His IPL success for Kolkata Knight Riders and his exploits in the Sheffield Shield suggest that Lynn is more than just a gun-for-hire – he has a first-class average of 43.53, and high score of 250. He can build an innings. But he has long since given up interest in dominating the longest format. You sense he is more comfortable with the mercenary tag than most.
“I want to play T20 cricket in Bangladesh, the Caribbean, India, Dubai, around the world,” Lynn told Australian radio show The Triple M Rush Hour earlier this year. “Ever since my best mate Phil Hughes passed away, it’s, ‘What do you want out of life?’ I ask myself that every day. Does it make me a better person if I’ve got that baggy green on the wall? That’s up to anyone’s opinion really.

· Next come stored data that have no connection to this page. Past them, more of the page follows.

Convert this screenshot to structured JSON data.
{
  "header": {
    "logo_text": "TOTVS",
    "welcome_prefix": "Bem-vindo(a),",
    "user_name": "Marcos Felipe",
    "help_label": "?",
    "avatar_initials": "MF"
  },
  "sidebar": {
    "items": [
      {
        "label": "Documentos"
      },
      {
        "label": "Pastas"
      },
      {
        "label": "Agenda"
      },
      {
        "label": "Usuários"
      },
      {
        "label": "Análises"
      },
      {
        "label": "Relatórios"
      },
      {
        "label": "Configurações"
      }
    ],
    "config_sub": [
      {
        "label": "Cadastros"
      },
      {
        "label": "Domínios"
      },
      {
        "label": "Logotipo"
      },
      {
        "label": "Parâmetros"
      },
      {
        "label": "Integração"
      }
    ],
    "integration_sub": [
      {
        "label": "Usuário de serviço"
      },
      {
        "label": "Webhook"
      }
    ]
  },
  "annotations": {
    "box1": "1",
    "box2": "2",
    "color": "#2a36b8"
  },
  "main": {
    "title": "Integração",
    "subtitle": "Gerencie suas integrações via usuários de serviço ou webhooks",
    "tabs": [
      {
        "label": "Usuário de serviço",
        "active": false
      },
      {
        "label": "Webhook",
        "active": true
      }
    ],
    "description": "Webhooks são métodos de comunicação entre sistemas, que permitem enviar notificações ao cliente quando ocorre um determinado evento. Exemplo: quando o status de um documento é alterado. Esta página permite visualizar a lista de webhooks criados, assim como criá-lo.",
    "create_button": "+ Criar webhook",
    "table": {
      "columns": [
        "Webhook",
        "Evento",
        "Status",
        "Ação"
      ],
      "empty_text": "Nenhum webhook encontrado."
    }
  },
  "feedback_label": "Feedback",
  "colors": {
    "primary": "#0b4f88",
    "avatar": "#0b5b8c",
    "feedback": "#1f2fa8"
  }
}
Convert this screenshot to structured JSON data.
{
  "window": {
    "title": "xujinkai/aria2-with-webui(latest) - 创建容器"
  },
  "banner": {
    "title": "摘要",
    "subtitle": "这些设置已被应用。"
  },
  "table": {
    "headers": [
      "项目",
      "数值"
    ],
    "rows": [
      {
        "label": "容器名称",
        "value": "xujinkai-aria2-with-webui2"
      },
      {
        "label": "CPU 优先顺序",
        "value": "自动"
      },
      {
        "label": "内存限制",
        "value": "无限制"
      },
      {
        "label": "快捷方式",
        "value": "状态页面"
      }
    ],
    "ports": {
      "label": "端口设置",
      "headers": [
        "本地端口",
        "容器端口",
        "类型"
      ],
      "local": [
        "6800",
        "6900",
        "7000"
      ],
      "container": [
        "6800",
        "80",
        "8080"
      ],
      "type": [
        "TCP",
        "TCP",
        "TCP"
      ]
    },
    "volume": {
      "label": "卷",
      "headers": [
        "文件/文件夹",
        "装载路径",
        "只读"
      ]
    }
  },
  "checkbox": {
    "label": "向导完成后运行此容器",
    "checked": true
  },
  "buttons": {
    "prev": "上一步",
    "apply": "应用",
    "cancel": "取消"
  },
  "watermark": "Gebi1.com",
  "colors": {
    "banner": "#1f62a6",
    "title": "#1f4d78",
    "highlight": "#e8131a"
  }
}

I’m really comfortable with the decision I have made playing T20 cricket and I get to see my family more, I get to see my mates more and to me that’s more important.”
Even if Lynn himself could take or leave international cricket, it appears that Australia aren’t done with him yet. A promotion to open the batting was hardly earned, but it made sense. Lynn could make the powerplay his own. Such is the desperation for Lynn to shine in a yellow jersey that there is a willingness to experiment with him, to afford him all the opportunity possible to succeed at the international level. And who can blame them? Lynn’s Big Bash performances have cast a spell upon not only crowds but selectors, the ability to send a ball hurtling beyond stadiums can get the blood racing of even the most experienced of observers.
With Australia’s ODI form perilous as they head towards next year’s World Cup and few viable replacements in the offing, it is likely that he will be given more opportunities. For now however, another Big Bash campaign awaits. He enters it as Brisbane Heat’s captain and on the back of a club innings that saw him hit 15 sixes in a 45-ball 113. Conquering the world stage will have to wait for now.